Thanksgiving week in America…the men are getting excited about football games, the women are mapping out their Black Friday shopping excursions, and the children are thrilled to be out of school. Thanksgiving week in Central Asia…well, you would never know it was Thanksgiving week, but that doesn’t keep American citizens living abroad from celebrating.
Last year we were in Almaty for Thanksgiving. We had only been overseas a few weeks and didn’t know much about cooking outside the United States. Turkeys and sweet potatoes are hard to come by in Central Asia, and although we did find out from other expats that they could be found in Almaty, we didn’t really have the language or knowledge of Almaty to get around to finding them. However, I’m still pretty impressed with what we and our other American friend managed to prepare for our Thanksgiving feast. We found a leg of lamb, researched how to cook it and Scott carved the lamb!
This year in Karakol, traditional Thanksgiving supplies are even harder to come by.

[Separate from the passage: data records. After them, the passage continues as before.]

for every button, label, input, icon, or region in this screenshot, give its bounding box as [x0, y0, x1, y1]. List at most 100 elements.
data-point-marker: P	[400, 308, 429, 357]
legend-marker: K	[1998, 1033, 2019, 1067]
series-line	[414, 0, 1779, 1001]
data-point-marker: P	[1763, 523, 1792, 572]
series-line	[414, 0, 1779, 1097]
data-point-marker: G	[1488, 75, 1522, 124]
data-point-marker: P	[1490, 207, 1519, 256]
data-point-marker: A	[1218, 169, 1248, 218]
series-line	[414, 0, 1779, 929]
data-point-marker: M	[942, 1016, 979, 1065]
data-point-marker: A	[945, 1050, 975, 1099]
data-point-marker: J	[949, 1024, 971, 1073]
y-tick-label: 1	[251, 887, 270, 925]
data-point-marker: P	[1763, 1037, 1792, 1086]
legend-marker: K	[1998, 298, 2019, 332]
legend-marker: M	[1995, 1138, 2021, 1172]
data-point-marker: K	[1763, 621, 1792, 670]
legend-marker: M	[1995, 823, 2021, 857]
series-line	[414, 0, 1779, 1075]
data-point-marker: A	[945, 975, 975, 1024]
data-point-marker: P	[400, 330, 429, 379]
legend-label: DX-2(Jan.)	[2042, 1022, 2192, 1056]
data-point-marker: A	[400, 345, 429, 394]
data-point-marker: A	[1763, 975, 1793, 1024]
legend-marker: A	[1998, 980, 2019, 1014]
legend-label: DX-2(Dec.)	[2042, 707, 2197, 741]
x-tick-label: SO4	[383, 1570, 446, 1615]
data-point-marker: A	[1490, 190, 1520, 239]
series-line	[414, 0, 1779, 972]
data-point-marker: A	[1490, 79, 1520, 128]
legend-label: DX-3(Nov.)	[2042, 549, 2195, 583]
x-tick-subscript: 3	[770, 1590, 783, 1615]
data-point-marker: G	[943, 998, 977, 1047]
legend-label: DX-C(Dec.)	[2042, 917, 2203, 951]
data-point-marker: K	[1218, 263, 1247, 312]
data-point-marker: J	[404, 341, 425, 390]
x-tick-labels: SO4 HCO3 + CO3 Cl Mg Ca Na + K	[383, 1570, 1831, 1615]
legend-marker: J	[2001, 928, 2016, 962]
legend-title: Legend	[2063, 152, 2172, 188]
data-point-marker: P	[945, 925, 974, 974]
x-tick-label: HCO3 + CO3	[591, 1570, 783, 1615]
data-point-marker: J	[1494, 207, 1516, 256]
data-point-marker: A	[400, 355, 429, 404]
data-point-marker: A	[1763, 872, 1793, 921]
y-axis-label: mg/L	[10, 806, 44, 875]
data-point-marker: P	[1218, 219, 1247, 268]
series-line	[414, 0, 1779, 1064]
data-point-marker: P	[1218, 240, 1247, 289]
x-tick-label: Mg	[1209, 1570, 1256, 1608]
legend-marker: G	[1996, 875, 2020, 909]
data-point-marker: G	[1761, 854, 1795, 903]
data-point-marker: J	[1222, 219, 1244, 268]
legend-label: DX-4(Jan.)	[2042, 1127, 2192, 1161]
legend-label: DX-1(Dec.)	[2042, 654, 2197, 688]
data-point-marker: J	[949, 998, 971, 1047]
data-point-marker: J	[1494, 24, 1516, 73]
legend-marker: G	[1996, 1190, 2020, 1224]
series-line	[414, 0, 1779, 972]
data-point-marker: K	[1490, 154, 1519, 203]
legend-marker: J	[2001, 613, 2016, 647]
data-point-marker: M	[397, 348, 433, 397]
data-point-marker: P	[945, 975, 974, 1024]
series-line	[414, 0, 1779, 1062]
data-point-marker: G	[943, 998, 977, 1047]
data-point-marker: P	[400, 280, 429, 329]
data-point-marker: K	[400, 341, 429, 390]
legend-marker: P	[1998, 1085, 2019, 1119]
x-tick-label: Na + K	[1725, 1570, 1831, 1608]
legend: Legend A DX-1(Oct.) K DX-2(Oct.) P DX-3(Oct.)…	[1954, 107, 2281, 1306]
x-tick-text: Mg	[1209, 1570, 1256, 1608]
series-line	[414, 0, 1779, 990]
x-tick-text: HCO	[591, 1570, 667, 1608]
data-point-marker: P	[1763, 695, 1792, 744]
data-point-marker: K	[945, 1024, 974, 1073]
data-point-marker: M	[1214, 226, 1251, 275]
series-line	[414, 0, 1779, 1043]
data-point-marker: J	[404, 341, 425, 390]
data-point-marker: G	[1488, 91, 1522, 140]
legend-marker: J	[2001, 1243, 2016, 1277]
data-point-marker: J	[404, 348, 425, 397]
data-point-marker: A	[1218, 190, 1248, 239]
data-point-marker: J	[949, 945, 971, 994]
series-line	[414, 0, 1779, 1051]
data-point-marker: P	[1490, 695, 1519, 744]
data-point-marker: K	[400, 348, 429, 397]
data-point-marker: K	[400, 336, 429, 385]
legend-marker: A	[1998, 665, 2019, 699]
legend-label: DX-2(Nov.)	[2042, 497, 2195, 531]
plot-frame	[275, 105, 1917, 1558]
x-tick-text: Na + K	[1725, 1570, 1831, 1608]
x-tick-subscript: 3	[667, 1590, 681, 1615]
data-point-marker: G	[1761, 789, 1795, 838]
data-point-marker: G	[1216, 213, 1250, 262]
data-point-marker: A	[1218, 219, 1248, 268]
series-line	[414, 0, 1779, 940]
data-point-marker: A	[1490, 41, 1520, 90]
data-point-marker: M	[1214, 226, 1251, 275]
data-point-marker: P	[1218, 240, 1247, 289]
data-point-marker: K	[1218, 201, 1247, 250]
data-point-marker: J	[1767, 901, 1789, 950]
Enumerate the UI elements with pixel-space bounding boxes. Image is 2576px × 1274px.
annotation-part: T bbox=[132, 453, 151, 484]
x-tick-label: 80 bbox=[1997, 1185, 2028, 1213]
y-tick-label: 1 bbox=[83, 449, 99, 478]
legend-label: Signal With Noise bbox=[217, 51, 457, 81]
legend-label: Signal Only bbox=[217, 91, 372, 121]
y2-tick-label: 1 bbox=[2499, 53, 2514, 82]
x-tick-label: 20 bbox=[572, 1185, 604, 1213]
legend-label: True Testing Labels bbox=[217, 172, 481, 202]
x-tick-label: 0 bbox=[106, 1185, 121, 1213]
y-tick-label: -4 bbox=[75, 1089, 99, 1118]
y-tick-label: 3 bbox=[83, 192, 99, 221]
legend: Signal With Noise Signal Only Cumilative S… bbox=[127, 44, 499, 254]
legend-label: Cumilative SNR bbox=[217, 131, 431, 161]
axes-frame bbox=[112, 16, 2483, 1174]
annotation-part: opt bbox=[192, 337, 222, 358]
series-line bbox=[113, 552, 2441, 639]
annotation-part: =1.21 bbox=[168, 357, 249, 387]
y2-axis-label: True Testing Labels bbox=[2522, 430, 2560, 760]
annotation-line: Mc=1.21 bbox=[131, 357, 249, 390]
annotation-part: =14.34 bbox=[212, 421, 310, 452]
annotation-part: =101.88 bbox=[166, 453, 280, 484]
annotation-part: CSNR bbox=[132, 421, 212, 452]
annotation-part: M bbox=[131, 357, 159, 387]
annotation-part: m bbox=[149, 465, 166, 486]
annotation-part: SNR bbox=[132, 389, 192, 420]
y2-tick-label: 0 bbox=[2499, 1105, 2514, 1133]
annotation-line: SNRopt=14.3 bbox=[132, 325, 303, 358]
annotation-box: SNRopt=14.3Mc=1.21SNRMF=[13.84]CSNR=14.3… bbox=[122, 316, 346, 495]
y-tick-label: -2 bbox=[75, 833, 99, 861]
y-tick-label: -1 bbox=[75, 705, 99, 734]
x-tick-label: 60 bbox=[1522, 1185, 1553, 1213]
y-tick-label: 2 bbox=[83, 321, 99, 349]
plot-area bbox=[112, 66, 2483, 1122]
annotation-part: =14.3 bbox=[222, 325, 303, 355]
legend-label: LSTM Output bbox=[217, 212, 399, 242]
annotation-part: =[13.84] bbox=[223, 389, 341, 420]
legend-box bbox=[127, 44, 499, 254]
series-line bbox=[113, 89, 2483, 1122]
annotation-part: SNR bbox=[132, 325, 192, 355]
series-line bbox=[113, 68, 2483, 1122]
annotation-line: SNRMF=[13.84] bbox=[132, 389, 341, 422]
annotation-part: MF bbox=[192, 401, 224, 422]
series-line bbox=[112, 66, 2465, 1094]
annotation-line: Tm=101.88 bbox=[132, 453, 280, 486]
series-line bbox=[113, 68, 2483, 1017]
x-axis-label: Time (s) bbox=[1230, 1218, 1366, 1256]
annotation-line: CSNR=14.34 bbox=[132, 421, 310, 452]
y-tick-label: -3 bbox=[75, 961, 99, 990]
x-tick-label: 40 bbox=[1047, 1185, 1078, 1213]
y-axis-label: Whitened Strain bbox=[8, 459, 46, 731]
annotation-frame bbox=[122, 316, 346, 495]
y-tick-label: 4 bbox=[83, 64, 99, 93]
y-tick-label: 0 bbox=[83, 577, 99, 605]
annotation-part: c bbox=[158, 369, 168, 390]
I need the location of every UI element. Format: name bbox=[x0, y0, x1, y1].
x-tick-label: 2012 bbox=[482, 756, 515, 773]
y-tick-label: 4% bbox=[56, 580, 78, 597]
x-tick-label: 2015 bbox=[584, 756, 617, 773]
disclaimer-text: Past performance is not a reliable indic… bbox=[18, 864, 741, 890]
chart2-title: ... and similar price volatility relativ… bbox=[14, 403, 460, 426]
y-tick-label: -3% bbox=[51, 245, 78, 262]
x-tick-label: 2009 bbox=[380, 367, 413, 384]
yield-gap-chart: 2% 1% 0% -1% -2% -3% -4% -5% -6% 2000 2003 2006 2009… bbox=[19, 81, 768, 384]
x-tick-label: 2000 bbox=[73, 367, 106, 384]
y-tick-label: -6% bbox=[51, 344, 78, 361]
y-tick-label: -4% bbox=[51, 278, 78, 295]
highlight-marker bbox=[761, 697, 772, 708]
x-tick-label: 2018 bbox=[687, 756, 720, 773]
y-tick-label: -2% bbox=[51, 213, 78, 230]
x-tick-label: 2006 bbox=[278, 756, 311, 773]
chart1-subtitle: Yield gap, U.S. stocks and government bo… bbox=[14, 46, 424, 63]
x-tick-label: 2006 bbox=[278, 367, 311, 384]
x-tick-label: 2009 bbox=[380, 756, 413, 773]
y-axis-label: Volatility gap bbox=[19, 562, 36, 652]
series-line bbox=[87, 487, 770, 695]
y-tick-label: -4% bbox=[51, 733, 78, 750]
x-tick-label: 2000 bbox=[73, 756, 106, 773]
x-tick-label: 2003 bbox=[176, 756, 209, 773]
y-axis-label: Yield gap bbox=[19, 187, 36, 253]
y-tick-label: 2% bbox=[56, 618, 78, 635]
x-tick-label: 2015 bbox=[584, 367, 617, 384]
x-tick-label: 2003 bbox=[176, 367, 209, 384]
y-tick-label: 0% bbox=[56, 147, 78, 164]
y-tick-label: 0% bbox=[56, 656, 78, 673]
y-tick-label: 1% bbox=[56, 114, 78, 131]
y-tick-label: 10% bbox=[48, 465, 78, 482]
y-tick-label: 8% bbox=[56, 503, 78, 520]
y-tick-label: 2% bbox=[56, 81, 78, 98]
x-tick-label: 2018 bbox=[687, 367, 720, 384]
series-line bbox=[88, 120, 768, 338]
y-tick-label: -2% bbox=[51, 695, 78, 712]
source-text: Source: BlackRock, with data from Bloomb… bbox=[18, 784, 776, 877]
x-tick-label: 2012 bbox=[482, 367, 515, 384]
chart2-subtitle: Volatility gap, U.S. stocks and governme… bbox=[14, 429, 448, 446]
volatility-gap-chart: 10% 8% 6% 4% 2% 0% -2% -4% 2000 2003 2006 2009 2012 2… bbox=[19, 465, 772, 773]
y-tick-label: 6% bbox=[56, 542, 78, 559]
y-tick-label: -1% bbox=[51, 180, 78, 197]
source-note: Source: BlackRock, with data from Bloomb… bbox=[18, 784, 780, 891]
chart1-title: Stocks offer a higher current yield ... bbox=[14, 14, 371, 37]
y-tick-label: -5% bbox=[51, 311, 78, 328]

Pumpkin is one thing that we can easily come by and I do have plans to make a pumpkin pie and pumpkin bread this week, but as far as everything else, I haven’t really thought about it. I do miss the traditional American way of celebrating: large families gathering and spending time together and remembering all the blessings we have in America (and let’s face it, stuffing our faces!), but I can also gather together my family here, share Thanksgiving with the friends we’ve adopted as family, and we can all be thankful for the many blessings we have no matter where we are physically located.